Whether or not to close a shunting lesion. Whether or not to close a defect depends on (a) whether the closure of the shunt will be acutely tolerated by the RV and (b) whether PVR will continue to increase over time, even despite shunt closure. Sometimes shunt patency from RV (or PA) to LV (or Ao) is essential to maintaining cardiac output (or may become so). Generally, if a lesion results in a large net left to right shunt, closing the shunt may be physiologically beneficial (though not always, particularly in older patients). If the shunt is right to left (due to PVR, not RVOT obstruction), it may be reasonable to treat the PVR medically when the shunt is an ASD (using agents shown to the right). For VSDs, this treatment is much less likely to be effective, as pressure and flow together creates a potent stimulus for PH. In adults, a PVR of >8 iWU is considered inoperable for shunting lesions.

Supporting the circulation in acute events. PH crisis may be precipitated by derecruiting events (e.g. suctioning) or agitation in at-risk patients. Signs include tachycardia, narrow pulse pressure, venous hypertension, hypoxemia, low EtCO2, and hypercarbia. In intubated patients, sedation, neuromuscular blockade, applied oxygen and hand ventilation lower PVR, as does iNO. Supporting RV function with inotropy (epinephrine, calcium) is critical, as is increasing SVR and avoiding vasodilators (e.g. milrinone), which may exacerbate hypotension in the setting of limited stroke volume; norepinephrine provides inotropy and venoconstriction. Unabated, hypotension preventing deterioration to circulatory collapse.

Treatment of PH depends upon the chronicity of disease and how well the patient is tolerating the physiology. The main considerations in PH physiology are optimizing RV function and lung health. Absent a right to left ‘pop-off’, LV filling (and therefore cardiac output) are dependent upon RV function.

Pulmonary HTN therapies

Inhaled nitric oxide (iNO) is a potent tool in the ICU because (1) it is a potent pulmonary vasodilator, (2) it has minmal effects on systemic vascular resistance because iNO is rapidly scavenged by erythrocytes, and (3) as an inhaled drug, it preferentially vasodilates alveoli that are well ventilated, thus improving VQ matching. It has few acute side effects, though rebound hypoxemia/PH may occur. It is also prudent to monitor for the accumulation of methemoglobin over time.

Phosphodiesterase inhibitors (sildenafil, udenafil, tedalafil) are frequently used to treat PH. They also have a vasodilatory effect on SVR. It does not require lab monitoring, but can be expensive, and frequently worsens reflux. Priapism can be dose-limiting. Also cause nasal congestion, visual/hearing disturbance in adults.

Endothelin a and b receptor antagonists (bosentan, ambrisentan, macitentan) are approved therapies for chronic PH. Must monitor LFTs monthly (less often with ambrisentan and macitentan). Also, known teratogens and not used in women of childbearing potential. May also cause edema and malaise.

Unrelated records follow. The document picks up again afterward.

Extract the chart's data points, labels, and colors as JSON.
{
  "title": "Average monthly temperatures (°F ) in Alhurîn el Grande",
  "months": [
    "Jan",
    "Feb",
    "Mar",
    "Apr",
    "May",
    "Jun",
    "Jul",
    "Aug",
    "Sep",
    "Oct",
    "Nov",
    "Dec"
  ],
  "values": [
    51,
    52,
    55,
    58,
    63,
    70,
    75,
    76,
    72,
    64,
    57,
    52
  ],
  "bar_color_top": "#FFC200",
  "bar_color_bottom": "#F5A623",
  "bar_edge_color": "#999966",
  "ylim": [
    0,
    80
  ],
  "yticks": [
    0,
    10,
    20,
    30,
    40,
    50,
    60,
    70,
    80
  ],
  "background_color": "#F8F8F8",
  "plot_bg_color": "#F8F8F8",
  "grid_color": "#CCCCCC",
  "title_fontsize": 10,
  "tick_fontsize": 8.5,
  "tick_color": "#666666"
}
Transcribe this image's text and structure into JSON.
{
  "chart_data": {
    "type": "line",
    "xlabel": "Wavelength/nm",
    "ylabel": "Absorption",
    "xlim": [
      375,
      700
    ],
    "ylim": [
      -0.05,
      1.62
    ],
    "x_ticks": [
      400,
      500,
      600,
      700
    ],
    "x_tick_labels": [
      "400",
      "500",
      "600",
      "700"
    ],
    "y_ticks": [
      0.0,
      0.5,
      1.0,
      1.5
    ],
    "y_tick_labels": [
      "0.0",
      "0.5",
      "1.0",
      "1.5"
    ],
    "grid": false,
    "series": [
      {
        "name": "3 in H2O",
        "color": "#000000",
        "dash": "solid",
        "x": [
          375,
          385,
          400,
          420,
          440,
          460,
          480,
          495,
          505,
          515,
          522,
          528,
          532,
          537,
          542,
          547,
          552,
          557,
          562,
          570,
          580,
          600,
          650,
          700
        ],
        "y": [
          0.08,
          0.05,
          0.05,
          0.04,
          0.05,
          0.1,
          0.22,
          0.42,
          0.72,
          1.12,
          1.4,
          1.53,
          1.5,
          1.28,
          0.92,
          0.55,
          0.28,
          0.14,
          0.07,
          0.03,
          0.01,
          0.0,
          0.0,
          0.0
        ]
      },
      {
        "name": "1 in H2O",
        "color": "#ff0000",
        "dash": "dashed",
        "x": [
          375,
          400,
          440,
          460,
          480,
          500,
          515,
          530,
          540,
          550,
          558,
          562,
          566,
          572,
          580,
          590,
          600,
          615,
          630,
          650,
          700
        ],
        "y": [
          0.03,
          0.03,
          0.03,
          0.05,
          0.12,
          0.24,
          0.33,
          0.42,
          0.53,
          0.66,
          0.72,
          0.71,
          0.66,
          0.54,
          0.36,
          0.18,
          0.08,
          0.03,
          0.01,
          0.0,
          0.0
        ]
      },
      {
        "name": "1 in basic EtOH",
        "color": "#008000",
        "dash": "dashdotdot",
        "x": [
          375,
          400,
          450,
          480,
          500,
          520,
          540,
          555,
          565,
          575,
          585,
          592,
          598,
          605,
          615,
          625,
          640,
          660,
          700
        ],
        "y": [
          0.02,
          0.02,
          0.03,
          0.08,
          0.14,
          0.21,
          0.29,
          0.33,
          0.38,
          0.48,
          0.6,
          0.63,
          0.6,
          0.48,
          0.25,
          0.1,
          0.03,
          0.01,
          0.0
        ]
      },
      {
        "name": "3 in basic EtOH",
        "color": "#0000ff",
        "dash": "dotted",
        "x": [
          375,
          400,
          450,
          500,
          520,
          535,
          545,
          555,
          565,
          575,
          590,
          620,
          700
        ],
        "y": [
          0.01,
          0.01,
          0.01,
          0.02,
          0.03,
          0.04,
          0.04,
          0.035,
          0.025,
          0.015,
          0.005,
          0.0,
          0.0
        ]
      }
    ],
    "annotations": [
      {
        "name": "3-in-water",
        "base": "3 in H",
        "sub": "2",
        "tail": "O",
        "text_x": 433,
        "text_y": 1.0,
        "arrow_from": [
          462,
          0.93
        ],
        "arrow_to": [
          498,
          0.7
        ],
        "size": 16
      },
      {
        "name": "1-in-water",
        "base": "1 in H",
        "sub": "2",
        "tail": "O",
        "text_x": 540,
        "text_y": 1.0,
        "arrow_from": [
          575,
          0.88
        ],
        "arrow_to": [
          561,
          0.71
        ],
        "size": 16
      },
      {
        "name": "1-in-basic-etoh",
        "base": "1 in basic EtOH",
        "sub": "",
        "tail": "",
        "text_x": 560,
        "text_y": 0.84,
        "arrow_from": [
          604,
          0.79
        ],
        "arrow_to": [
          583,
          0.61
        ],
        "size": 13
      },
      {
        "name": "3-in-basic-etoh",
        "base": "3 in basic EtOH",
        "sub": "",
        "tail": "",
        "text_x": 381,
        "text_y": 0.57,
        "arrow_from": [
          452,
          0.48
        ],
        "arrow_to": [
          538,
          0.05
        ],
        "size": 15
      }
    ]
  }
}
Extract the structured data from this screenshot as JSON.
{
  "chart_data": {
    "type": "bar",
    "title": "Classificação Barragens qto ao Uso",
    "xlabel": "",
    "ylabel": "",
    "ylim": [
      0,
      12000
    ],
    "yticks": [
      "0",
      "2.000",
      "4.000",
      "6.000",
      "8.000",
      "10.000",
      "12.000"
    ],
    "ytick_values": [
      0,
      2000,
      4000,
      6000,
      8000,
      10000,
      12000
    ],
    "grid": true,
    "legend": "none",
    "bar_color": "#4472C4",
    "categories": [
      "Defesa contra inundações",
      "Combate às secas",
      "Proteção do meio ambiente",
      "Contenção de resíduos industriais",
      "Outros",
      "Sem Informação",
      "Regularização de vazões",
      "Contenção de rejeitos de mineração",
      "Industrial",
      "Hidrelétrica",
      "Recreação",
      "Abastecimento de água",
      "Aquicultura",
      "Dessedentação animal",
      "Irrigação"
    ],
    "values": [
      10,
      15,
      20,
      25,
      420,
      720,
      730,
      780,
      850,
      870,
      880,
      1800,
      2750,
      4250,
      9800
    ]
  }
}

Synthetic prostacyclin analogues (epoprostanol, treprostinil) are also FDA-approved PH therapies in adults. Epoprostenol (Flolan) is administered as a continuous IV infusion and has been largely replaced by treprostinil (Remodulin), which has a longer half-life and can be administered by IV or SQ infusions. Monitor for flushing and inflammation at infusion sites. Mild PH can be treated with oral prostacyclin analogs (e.g. orenitram, selexipag) which are also teratogens, cause significant GI upset (must be taken strictly with meals). Inhaled prostacyclin (treprostinil = Tyvaso) may also be used as a supplement in developmentally mature children capable of compliance with a specialized inhaler.